JUDGMENT
B.N. Agrawal, J.
1. This application has been filed against the impugned order by which the petition under Section 8(1) of the Station Act for appointment of an Arbitrator filed on behalf of the opposite party has been allowed
2. The only point raised on behalf of the petitioner in this revision application is that the application under Sections (1) of the Arbitration Act was not maintainable as the firm in question was not registered under the Indian Partnership Act. Therefore, the application was barred under Section 69 of the Partnership Act and is liable to be dismissed on this ground alone. For appreciating the contention of the learned Counsel it will be useful to quote Section 69 of the Partnership Act, which reads as under:
(1) No suit to enforce a right arising from a contract or conferred by this Act shall be instituted in any Court by or on behalf of any person suing as a partner in a firm against the firm or any person alleged to be or to have been a partner in the firm unless the firm is registered and the person swing is or has been shown in the Register of Firms as a partner in the firm.
(2) No suit to enforce a right arising from a contract shall be instituted in any Court by or on behalf of a firm against any third natty unless the firm is registered and the persons suing are or have been shown in the Register of Firms as partners in the firm.
(3) The provisions of Sub-sections (1) and (2) shall apply also to a claim of set off or other proceeding to enforce a right arising from a contract, but shall not affect–
(a) the enforcement of any right to sue for the dissolution of a firm or for accounts of a dissolved firm, or any right or power to realise the property of a dissolved firm.
Sub-sections (1) and (2) of Section 69 of the Partnership Act create a bar to the maintainability of the suit by or against an unregistered firm. Sub-section (3) of Section 69 of the Partnership Act lays down that the Provisions of Sub-section (1) and (2) shall also apply to a claim of set off or other proceeding to enforce a right arising from a contract but the bar under Sub-section (1) and (2) of Section 69 of the Partnership Act shall not apply to a proceeding which is for enforcement of right to sue for dissolution of a firm or for accounts of a dissolved firm nor any right or power to realise property of a dissolved firm.
3. It will be relevant to quote paragraph 15 of the petition filed under Section 8(1) of the Arbitration Act, which reads as follows:
15. That in the facts and circumstances of the case, it is essential that an Arbitrator may be appointed and the dispute and difference regarding the said partnership business which have cropped up be referred to an Arbitrator appointed by this Court authorising them to dissolve the partnership business, to settle the accounts, to distribute the assets of the said dissolved business as indicated and deliver possession of the shop premises in which Vishnu Trading Company is running.
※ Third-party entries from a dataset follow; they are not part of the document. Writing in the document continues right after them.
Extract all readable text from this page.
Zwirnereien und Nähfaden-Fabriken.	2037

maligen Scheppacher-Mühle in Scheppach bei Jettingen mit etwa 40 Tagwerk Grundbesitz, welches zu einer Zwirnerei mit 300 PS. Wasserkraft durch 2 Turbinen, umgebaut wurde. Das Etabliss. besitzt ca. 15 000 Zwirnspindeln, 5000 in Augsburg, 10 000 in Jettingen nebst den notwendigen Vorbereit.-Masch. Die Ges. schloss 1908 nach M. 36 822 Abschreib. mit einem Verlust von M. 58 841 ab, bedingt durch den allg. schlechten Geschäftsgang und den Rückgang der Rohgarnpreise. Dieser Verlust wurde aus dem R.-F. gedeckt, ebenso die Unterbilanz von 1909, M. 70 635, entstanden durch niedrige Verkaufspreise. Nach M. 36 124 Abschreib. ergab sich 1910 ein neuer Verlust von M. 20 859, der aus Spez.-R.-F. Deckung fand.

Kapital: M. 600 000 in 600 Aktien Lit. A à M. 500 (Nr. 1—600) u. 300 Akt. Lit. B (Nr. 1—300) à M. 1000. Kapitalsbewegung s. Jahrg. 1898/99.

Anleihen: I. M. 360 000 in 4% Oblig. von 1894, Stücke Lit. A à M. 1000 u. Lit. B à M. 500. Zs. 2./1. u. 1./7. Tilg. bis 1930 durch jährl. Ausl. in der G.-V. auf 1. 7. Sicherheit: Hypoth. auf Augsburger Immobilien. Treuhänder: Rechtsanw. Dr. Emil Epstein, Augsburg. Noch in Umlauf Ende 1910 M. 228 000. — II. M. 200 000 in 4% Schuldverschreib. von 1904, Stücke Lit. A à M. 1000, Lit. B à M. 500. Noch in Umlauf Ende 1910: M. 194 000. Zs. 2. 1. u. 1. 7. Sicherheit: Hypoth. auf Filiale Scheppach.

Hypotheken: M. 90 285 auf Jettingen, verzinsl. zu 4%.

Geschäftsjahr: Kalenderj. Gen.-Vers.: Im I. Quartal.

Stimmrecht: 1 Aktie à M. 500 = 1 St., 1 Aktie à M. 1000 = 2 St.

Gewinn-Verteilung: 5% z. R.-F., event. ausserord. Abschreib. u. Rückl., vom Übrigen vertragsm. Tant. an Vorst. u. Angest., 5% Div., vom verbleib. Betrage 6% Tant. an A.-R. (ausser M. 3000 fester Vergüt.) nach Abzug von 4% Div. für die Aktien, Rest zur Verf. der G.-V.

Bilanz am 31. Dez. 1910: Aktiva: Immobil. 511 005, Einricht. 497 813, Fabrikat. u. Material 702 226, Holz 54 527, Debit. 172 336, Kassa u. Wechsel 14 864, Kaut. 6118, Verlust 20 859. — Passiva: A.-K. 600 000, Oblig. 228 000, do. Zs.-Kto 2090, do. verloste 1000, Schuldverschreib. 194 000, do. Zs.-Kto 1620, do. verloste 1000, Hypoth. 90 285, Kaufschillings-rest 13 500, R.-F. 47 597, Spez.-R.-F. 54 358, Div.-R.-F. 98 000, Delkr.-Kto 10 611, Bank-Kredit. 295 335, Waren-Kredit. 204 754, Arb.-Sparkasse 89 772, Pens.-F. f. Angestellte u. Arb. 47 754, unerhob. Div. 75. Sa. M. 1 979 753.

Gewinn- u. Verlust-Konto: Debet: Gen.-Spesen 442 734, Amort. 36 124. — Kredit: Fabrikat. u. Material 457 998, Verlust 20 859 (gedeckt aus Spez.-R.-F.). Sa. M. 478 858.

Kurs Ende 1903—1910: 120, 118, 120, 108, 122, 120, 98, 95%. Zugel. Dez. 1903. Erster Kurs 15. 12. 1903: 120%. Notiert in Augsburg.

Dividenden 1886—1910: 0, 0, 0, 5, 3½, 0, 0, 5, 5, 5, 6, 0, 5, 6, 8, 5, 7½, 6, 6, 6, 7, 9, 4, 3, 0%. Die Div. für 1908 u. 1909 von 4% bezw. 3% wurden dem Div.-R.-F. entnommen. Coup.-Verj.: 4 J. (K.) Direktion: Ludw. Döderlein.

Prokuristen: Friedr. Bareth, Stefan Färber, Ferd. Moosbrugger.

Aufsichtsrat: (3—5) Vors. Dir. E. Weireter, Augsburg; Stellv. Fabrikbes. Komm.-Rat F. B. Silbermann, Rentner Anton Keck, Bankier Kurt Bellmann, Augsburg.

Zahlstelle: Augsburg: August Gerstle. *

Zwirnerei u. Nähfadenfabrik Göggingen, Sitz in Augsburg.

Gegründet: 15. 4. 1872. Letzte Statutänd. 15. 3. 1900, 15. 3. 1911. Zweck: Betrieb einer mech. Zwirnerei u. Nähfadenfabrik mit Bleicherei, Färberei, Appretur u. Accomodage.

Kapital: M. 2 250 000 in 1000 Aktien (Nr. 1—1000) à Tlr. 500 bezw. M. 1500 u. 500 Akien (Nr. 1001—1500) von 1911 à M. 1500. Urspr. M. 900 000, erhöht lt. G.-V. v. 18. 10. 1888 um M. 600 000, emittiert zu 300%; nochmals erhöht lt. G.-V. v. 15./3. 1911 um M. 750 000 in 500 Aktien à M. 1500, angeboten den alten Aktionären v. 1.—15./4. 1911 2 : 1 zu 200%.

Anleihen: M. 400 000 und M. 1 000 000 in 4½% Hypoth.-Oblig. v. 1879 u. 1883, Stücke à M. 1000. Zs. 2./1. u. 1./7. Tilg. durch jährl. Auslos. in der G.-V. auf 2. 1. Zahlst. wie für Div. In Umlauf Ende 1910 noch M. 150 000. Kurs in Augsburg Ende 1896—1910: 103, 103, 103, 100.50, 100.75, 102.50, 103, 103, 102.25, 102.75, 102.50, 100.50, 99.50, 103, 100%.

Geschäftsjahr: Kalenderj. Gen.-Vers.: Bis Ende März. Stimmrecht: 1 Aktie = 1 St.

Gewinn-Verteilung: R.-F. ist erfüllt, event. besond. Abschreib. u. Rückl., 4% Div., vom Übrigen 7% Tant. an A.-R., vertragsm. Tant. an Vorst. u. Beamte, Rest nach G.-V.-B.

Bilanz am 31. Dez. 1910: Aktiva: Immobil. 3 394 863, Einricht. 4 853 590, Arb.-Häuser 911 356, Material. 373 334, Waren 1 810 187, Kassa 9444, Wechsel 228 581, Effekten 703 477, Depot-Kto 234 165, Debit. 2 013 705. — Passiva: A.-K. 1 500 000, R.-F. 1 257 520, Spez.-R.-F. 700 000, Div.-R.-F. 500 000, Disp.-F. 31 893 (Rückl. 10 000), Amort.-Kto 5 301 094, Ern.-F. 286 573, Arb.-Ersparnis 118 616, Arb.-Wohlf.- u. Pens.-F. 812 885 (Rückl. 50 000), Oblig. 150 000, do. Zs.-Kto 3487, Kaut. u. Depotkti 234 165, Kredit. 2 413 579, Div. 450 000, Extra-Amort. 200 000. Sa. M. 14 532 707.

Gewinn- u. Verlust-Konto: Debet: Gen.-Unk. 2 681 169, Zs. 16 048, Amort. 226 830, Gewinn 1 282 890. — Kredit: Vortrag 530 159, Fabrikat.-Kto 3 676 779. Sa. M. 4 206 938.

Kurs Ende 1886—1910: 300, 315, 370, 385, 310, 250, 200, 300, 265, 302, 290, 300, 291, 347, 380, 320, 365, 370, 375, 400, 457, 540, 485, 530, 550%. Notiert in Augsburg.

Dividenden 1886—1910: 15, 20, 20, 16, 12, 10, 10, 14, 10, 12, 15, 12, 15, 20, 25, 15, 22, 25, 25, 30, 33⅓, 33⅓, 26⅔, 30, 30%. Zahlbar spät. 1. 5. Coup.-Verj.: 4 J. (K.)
4. From a bare perusal of the application under Section 8(1) of the Arbitration Act, especially Paragraph 15, quoted above, it would appear that the present proceeding was for dissolution of partnership business. Therefore, in view of the express provisions contained under Section 69(3), the bar imposed under Sub-sections (1) and (2) of Section 69 of the Partnership Act shall not apply to the present proceeding.
5. Learned Counsel appearing on behalf of the petitioner has placed reliance on the decision of the Supreme Court in the case of Jagdish Chaddra Gupta v. Kajaria Traders (India) Ltd. and of the Court in the case of Uma Shanker Bajaj and Ors. v. Sri Narain Das 1983 BBCJ 455 : 1983 PLJR 485. In my view these decisions have no application to the facts of the present case as in those cases, the proceeding was not for dissolution of partnership.
6. In this view of the matter, I am of the view that the Court below has not committed any error much less any error of jurisdiction in passing the impugned order.
7. In the result, the revision application fails and is, accordingly, dismissed. But, in the circumstances of the case, I direct that the parties shall bear their own costs.